Menopauze vergroot risico op hartziekten: tijd voor gericht beleid
Vrouwen leven langer dan mannen, maar dat betekent niet automatisch dat ze gezonder oud worden. Tijdens de overgang – of menopauze – verandert er veel in het lichaam van een vrouw. Een recent onderzoek, gebaseerd op Lifelines-gegevens van meer dan 63.000 vrouwen, laat zien dat die veranderingen niet alleen invloed hebben op het welzijn van vrouwen, maar ook op hun risico op hart- en vaatziekten. En dat vraagt om aandacht vanuit beleid.

Wat is er precies onderzocht?
De studie keek naar hoe leeftijd en menopauze afzonderlijk invloed hebben op risicofactoren voor hart- en vaatziekten, zoals cholesterol, bloeddruk en gewicht. Want hoewel veroudering en de overgang vaak samen optreden, zijn het twee verschillende processen.
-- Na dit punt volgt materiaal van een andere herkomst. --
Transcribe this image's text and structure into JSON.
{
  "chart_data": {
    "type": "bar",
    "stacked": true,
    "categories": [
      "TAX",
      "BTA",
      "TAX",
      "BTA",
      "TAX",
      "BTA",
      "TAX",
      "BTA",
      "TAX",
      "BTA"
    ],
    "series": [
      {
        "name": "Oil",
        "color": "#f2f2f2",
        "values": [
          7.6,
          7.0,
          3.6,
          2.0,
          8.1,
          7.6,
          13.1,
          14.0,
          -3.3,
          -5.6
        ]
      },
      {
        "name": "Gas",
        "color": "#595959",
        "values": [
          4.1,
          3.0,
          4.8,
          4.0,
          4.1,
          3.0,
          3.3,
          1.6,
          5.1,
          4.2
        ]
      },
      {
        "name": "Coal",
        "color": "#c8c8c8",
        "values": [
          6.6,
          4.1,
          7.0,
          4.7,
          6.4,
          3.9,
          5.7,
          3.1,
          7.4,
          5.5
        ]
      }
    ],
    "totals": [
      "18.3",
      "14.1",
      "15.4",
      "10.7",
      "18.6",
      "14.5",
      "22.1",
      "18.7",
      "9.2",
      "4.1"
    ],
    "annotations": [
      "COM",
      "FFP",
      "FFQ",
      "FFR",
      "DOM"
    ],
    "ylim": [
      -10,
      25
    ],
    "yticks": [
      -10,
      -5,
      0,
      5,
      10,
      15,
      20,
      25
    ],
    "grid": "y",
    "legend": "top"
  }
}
Dankzij de omvangrijke Lifelines-database konden onderzoekers deze effecten goed van elkaar onderscheiden.
Wat blijkt? Vrouwen die in de overgang zijn geweest – de zogenaamde postmenopauzale vrouwen – hebben vaak een hoger cholesterol dan vrouwen van dezelfde leeftijd die nog niet in de overgang zijn. Ook het ‘slechte’ LDL-cholesterol is bij hen verhoogd. Daarnaast zijn vrouwen die door een medische ingreep vervroegd in de overgang zijn gekomen, gemiddeld zwaarder dan hun leeftijdsgenoten.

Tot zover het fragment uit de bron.